Joseph was raised in Toronto and the Bronx. Her parents are of Caribbean origin, and she was born in London, England. Allison earned a B.A. from Kenyon College and an MFA from Indiana University. Next fall, Joseph will move into her 30th year of teaching English at Southern Illinois University Carbondale.Joseph has released eight full-length poetry collections, six chapbook collections and three anthology publications. Since 2001, Joseph has been a co-founder and editor-in-chief of the Crab Orchard Review which she started in 1995 with her late husband, the poet Jon Tribble. She is also the founder and publisher of the No Chair Press as well as founder and director of the Young Writers Workshop which Joseph started in 1999 at SIUC.
Joseph offered insight into her motivation for leading these kinds of workshops.
“It really is gratifying to see people make realizations about what they can do with language,” Joseph said.
In many ways, Joseph feels as though she was meant to be a poet. She is someone who enjoys language and is knowledgeable about it.
“I’m glad that I made a go of it,” Joseph said.
More specifically, the workshop contained concepts like “what is poetry and why do we still write it,” descriptions of Arts Poetica and odes, the importance of rhythm as a life force in poetry and rhyme as a creative commitment. In addition, the workshop included work with sonnets, repetition and refrains. With a focus on repetition, the class wrote villanelles as a passage of being a truth teller using repeated lines.
Joseph’s poetry workshop inspired younger writers at GC to experiment with poetry. Shayne Wassell, a senior graphic design major, attended the workshop.

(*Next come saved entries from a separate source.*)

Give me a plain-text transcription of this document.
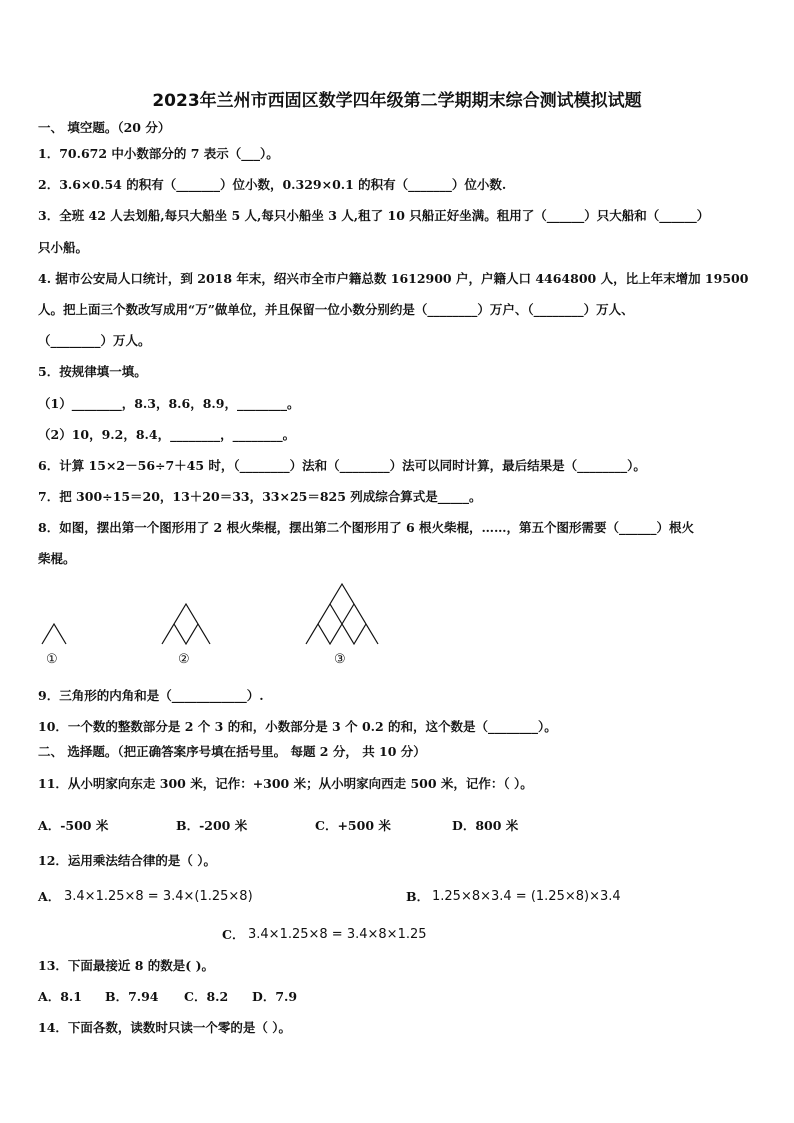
2023年兰州市西固区数学四年级第二学期期末综合测试模拟试题
一、 填空题。（20 分）
1．70.672 中小数部分的 7 表示（___）。
2．3.6×0.54 的积有（_______）位小数，0.329×0.1 的积有（_______）位小数.
3．全班 42 人去划船,每只大船坐 5 人,每只小船坐 3 人,租了 10 只船正好坐满。租用了（______）只大船和（______）
只小船。
4. 据市公安局人口统计，到 2018 年末，绍兴市全市户籍总数 1612900 户，户籍人口 4464800 人，比上年末增加 19500
人。把上面三个数改写成用“万”做单位，并且保留一位小数分别约是（________）万户、（________）万人、
（________）万人。
5．按规律填一填。
（1）________，8.3，8.6，8.9，________。
（2）10，9.2，8.4，________，________。
6．计算 15×2－56÷7＋45 时，（________）法和（________）法可以同时计算，最后结果是（________）。
7．把 300÷15＝20，13＋20＝33，33×25＝825 列成综合算式是_____。
8．如图，摆出第一个图形用了 2 根火柴棍，摆出第二个图形用了 6 根火柴棍，……，第五个图形需要（______）根火
柴棍。
①	②	③
9．三角形的内角和是（____________）.
10．一个数的整数部分是 2 个 3 的和，小数部分是 3 个 0.2 的和，这个数是（________）。
二、 选择题。（把正确答案序号填在括号里。 每题 2 分， 共 10 分）
11．从小明家向东走 300 米，记作：+300 米；从小明家向西走 500 米，记作：（ ）。
A．-500 米	B．-200 米	C．+500 米	D．800 米
12．运用乘法结合律的是（ ）。
A． 3.4×1.25×8 = 3.4×(1.25×8)	B． 1.25×8×3.4 = (1.25×8)×3.4
C． 3.4×1.25×8 = 3.4×8×1.25
13．下面最接近 8 的数是( )。
A．8.1 B．7.94 C．8.2 D．7.9
14．下面各数，读数时只读一个零的是（ ）。
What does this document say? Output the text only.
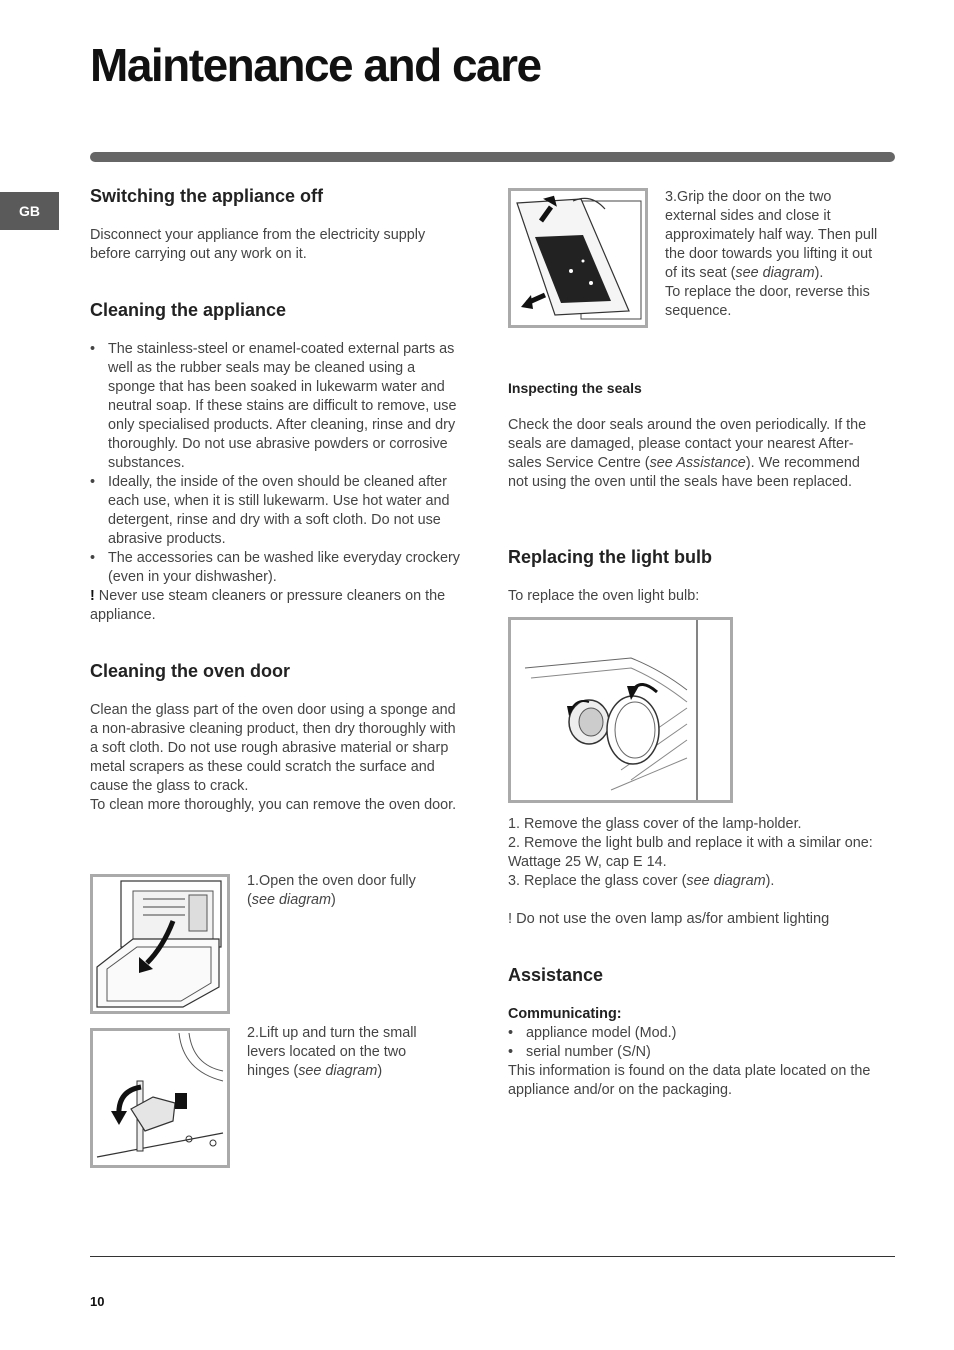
Maintenance and care
GB
Switching the appliance off

Disconnect your appliance from the electricity supply before carrying out any work on it.

Cleaning the appliance
• The stainless-steel or enamel-coated external parts as well as the rubber seals may be cleaned using a sponge that has been soaked in lukewarm water and neutral soap. If these stains are difficult to remove, use only specialised products. After cleaning, rinse and dry thoroughly. Do not use abrasive powders or corrosive substances.
• Ideally, the inside of the oven should be cleaned after each use, when it is still lukewarm. Use hot water and detergent, rinse and dry with a soft cloth. Do not use abrasive products.
• The accessories can be washed like everyday crockery (even in your dishwasher).

! Never use steam cleaners or pressure cleaners on the appliance.

Cleaning the oven door

Clean the glass part of the oven door using a sponge and a non-abrasive cleaning product, then dry thoroughly with a soft cloth. Do not use rough abrasive material or sharp metal scrapers as these could scratch the surface and cause the glass to crack.

To clean more thoroughly, you can remove the oven door.

1.Open the oven door fully (see diagram)

2.Lift up and turn the small levers located on the two hinges (see diagram)

3.Grip the door on the two external sides and close it approximately half way. Then pull the door towards you lifting it out of its seat (see diagram).

To replace the door, reverse this sequence.

Inspecting the seals

Check the door seals around the oven periodically. If the seals are damaged, please contact your nearest After-sales Service Centre (see Assistance). We recommend not using the oven until the seals have been replaced.

Replacing the light bulb

To replace the oven light bulb:

1. Remove the glass cover of the lamp-holder.

2. Remove the light bulb and replace it with a similar one: Wattage 25 W, cap E 14.

3. Replace the glass cover (see diagram).

! Do not use the oven lamp as/for ambient lighting

Assistance

Communicating:

• appliance model (Mod.)
• serial number (S/N)

This information is found on the data plate located on the appliance and/or on the packaging.

10
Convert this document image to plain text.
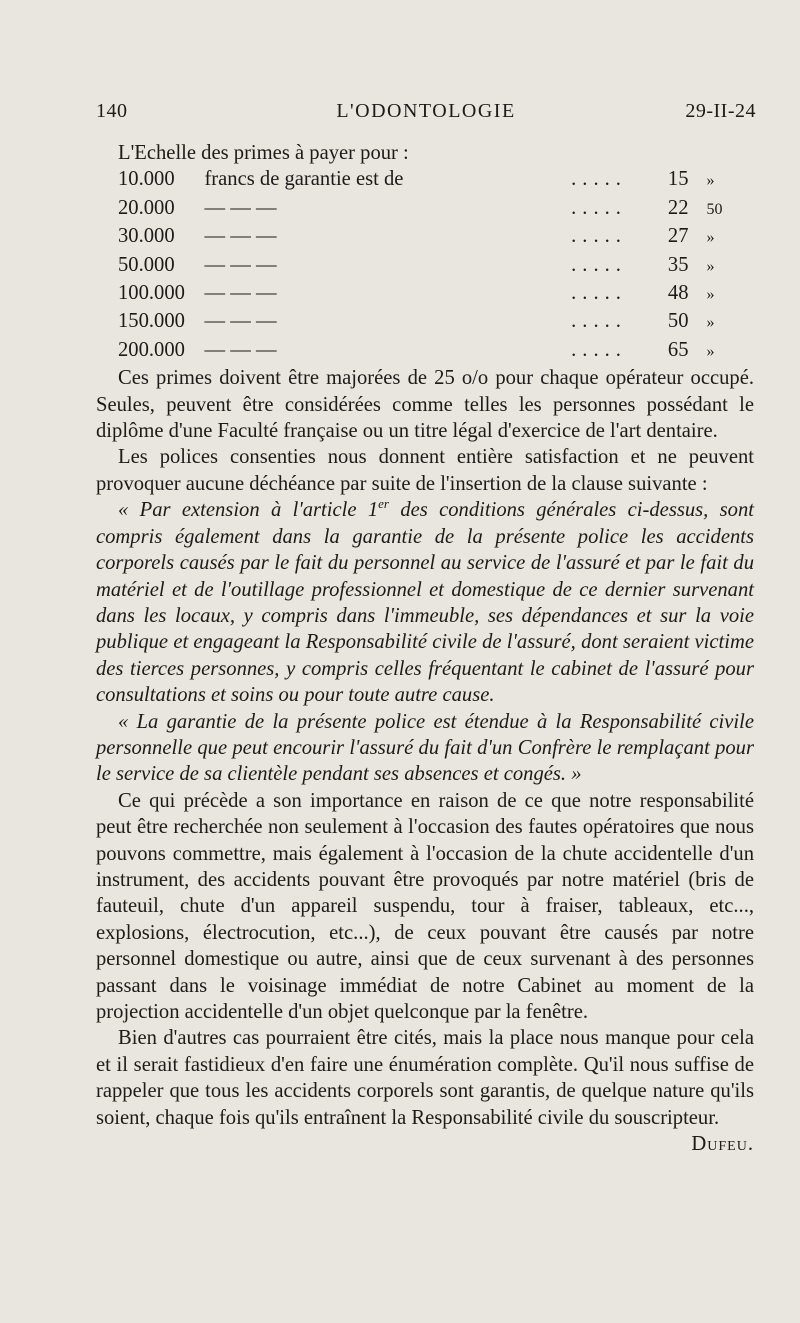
140	L'ODONTOLOGIE	29-II-24

L'Echelle des primes à payer pour :

10.000	francs de garantie est de	.....	15	»
20.000	— — —	.....	22	50
30.000	— — —	.....	27	»
50.000	— — —	.....	35	»
100.000	— — —	.....	48	»
150.000	— — —	.....	50	»
200.000	— — —	.....	65	»

Ces primes doivent être majorées de 25 o/o pour chaque opérateur occupé. Seules, peuvent être considérées comme telles les personnes possédant le diplôme d'une Faculté française ou un titre légal d'exercice de l'art dentaire.

Les polices consenties nous donnent entière satisfaction et ne peuvent provoquer aucune déchéance par suite de l'insertion de la clause suivante :

« Par extension à l'article 1er des conditions générales ci-dessus, sont compris également dans la garantie de la présente police les accidents corporels causés par le fait du personnel au service de l'assuré et par le fait du matériel et de l'outillage professionnel et domestique de ce dernier survenant dans les locaux, y compris dans l'immeuble, ses dépendances et sur la voie publique et engageant la Responsabilité civile de l'assuré, dont seraient victime des tierces personnes, y compris celles fréquentant le cabinet de l'assuré pour consultations et soins ou pour toute autre cause.

« La garantie de la présente police est étendue à la Responsabilité civile personnelle que peut encourir l'assuré du fait d'un Confrère le remplaçant pour le service de sa clientèle pendant ses absences et congés. »

Ce qui précède a son importance en raison de ce que notre responsabilité peut être recherchée non seulement à l'occasion des fautes opératoires que nous pouvons commettre, mais également à l'occasion de la chute accidentelle d'un instrument, des accidents pouvant être provoqués par notre matériel (bris de fauteuil, chute d'un appareil suspendu, tour à fraiser, tableaux, etc..., explosions, électrocution, etc...), de ceux pouvant être causés par notre personnel domestique ou autre, ainsi que de ceux survenant à des personnes passant dans le voisinage immédiat de notre Cabinet au moment de la projection accidentelle d'un objet quelconque par la fenêtre.

Bien d'autres cas pourraient être cités, mais la place nous manque pour cela et il serait fastidieux d'en faire une énumération complète. Qu'il nous suffise de rappeler que tous les accidents corporels sont garantis, de quelque nature qu'ils soient, chaque fois qu'ils entraînent la Responsabilité civile du souscripteur.
Dufeu.
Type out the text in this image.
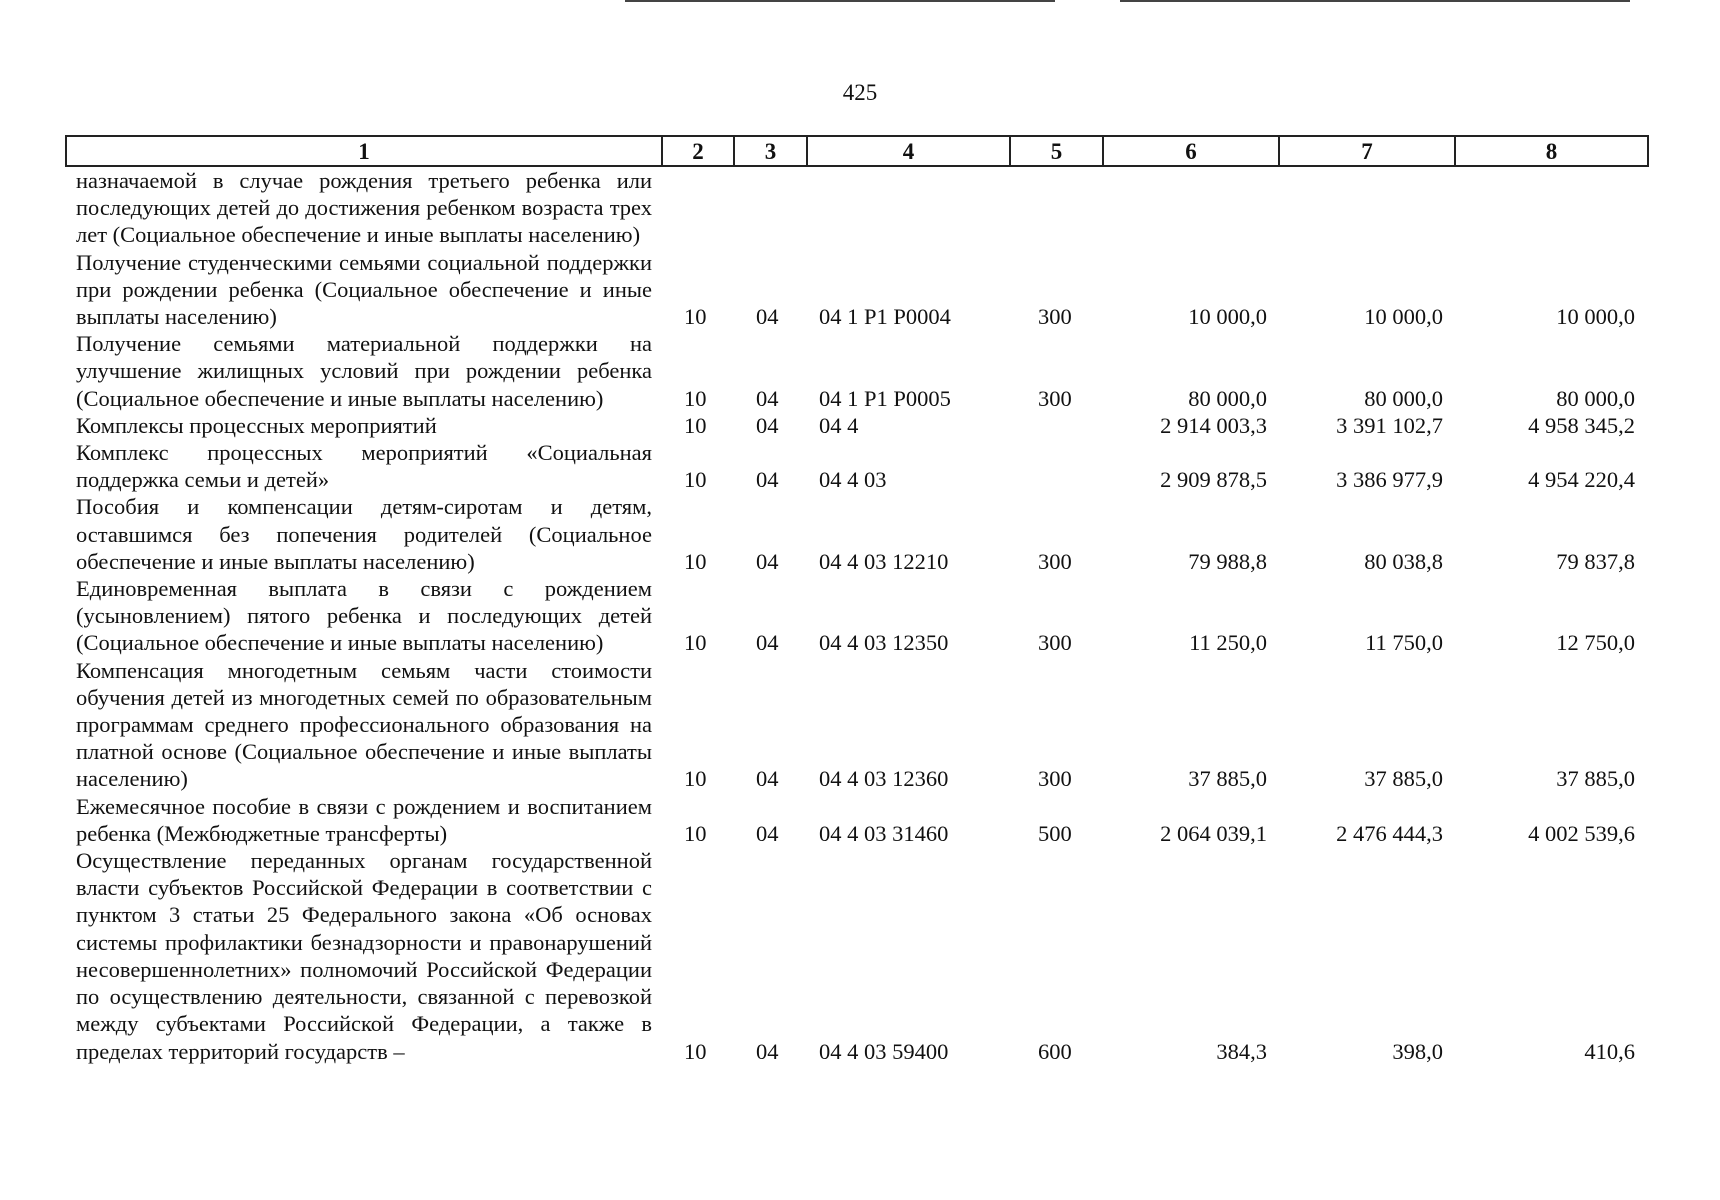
425
1	2	3	4	5	6	7	8
назначаемой в случае рождения третьего ребенка или последующих детей до достижения ребенком возраста трех лет (Социальное обеспечение и иные выплаты населению)							
Получение студенческими семьями социальной поддержки при рождении ребенка (Социальное обеспечение и иные выплаты населению)	10	04	04 1 P1 P0004	300	10 000,0	10 000,0	10 000,0
Получение семьями материальной поддержки на улучшение жилищных условий при рождении ребенка (Социальное обеспечение и иные выплаты населению)	10	04	04 1 P1 P0005	300	80 000,0	80 000,0	80 000,0
Комплексы процессных мероприятий	10	04	04 4		2 914 003,3	3 391 102,7	4 958 345,2
Комплекс процессных мероприятий «Социальная поддержка семьи и детей»	10	04	04 4 03		2 909 878,5	3 386 977,9	4 954 220,4
Пособия и компенсации детям-сиротам и детям, оставшимся без попечения родителей (Социальное обеспечение и иные выплаты населению)	10	04	04 4 03 12210	300	79 988,8	80 038,8	79 837,8
Единовременная выплата в связи с рождением (усыновлением) пятого ребенка и последующих детей (Социальное обеспечение и иные выплаты населению)	10	04	04 4 03 12350	300	11 250,0	11 750,0	12 750,0
Компенсация многодетным семьям части стоимости обучения детей из многодетных семей по образовательным программам среднего профессионального образования на платной основе (Социальное обеспечение и иные выплаты населению)	10	04	04 4 03 12360	300	37 885,0	37 885,0	37 885,0
Ежемесячное пособие в связи с рождением и воспитанием ребенка (Межбюджетные трансферты)	10	04	04 4 03 31460	500	2 064 039,1	2 476 444,3	4 002 539,6
Осуществление переданных органам государственной власти субъектов Российской Федерации в соответствии с пунктом 3 статьи 25 Федерального закона «Об основах системы профилактики безнадзорности и правонарушений несовершеннолетних» полномочий Российской Федерации по осуществлению деятельности, связанной с перевозкой между субъектами Российской Федерации, а также в пределах территорий государств –	10	04	04 4 03 59400	600	384,3	398,0	410,6
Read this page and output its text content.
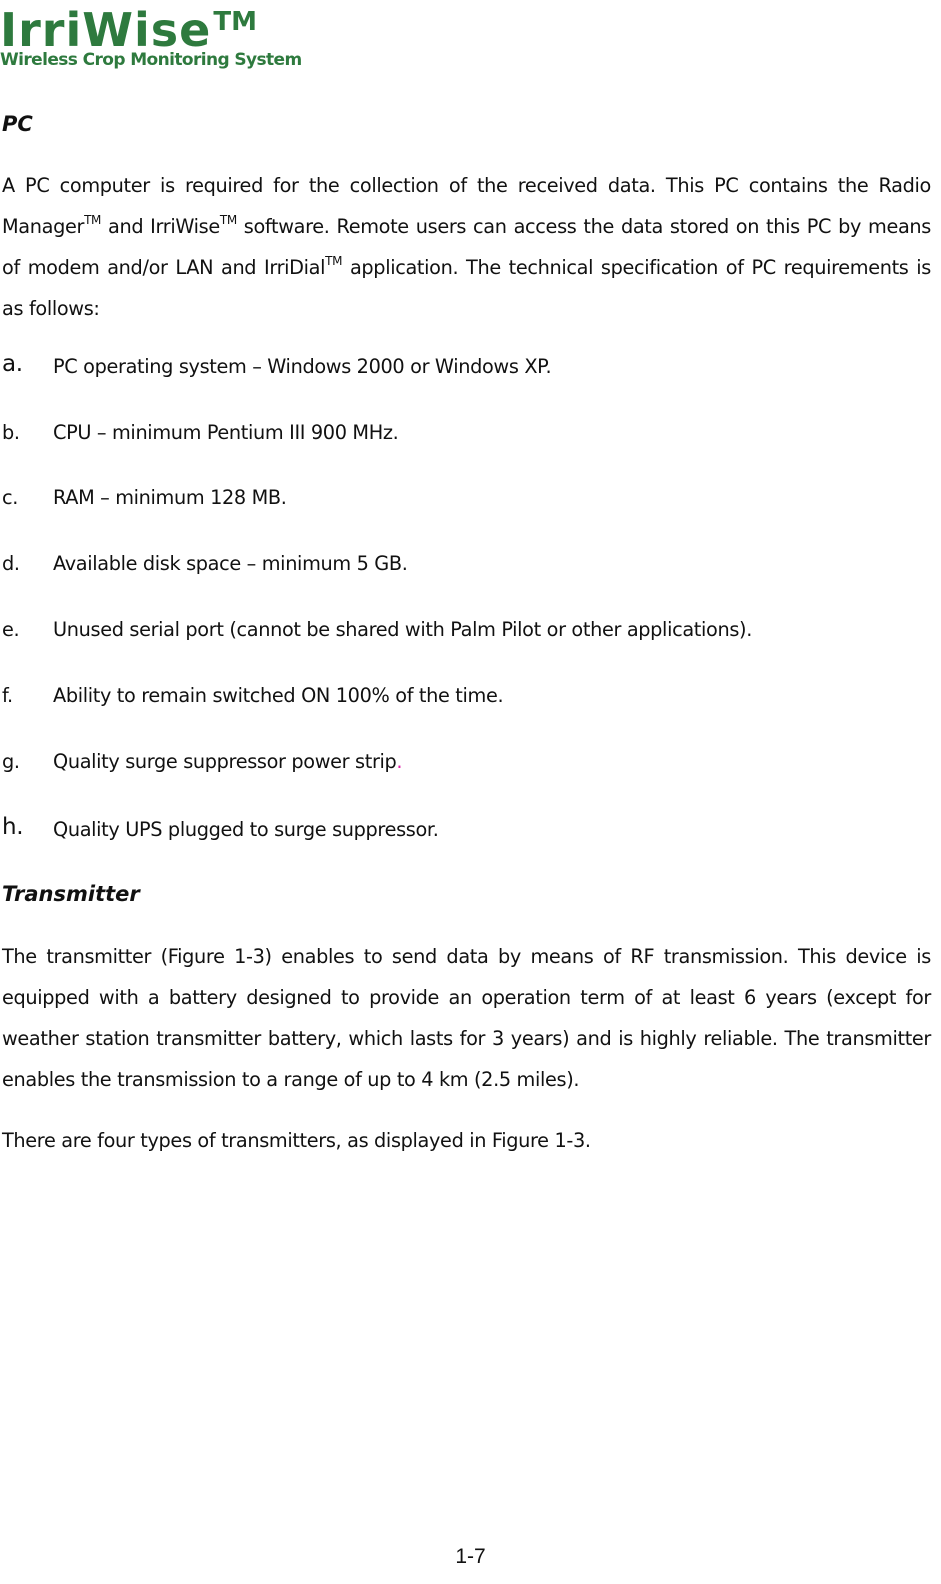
IrriWise™
Wireless Crop Monitoring System
PC

A PC computer is required for the collection of the received data. This PC contains the Radio Manager™ and IrriWise™ software. Remote users can access the data stored on this PC by means of modem and/or LAN and IrriDial™ application. The technical specification of PC requirements is as follows:

a. PC operating system – Windows 2000 or Windows XP.
b. CPU – minimum Pentium III 900 MHz.
c. RAM – minimum 128 MB.
d. Available disk space – minimum 5 GB.
e. Unused serial port (cannot be shared with Palm Pilot or other applications).
f. Ability to remain switched ON 100% of the time.
g. Quality surge suppressor power strip.
h. Quality UPS plugged to surge suppressor.
Transmitter

The transmitter (Figure 1-3) enables to send data by means of RF transmission. This device is equipped with a battery designed to provide an operation term of at least 6 years (except for weather station transmitter battery, which lasts for 3 years) and is highly reliable. The transmitter enables the transmission to a range of up to 4 km (2.5 miles).

There are four types of transmitters, as displayed in Figure 1-3.

1-7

“I liked it. I got to learn things that I didn’t know before, especially with Odes. I didn’t know that there was a poetic form,” Wassell said. “I got comfortable writing sonnets. I was not comfortable writing them before.”
Eliza Alemán, a sophomore sustainability major, also attended the poetry workshop. “It was great,” she said. “It was informative and I liked the collaborative aspect of it.”
“I’m definitely an amateur poet, so learning all of the poetic forms was helpful. I’m also kind of now keeping in mind that it’s just helpful to have a formula.”
Joseph’s advice for Midwesterners: “There are so many opportunities for you to write your story and for it to be unique, it’s not like this is Hollywood or something.”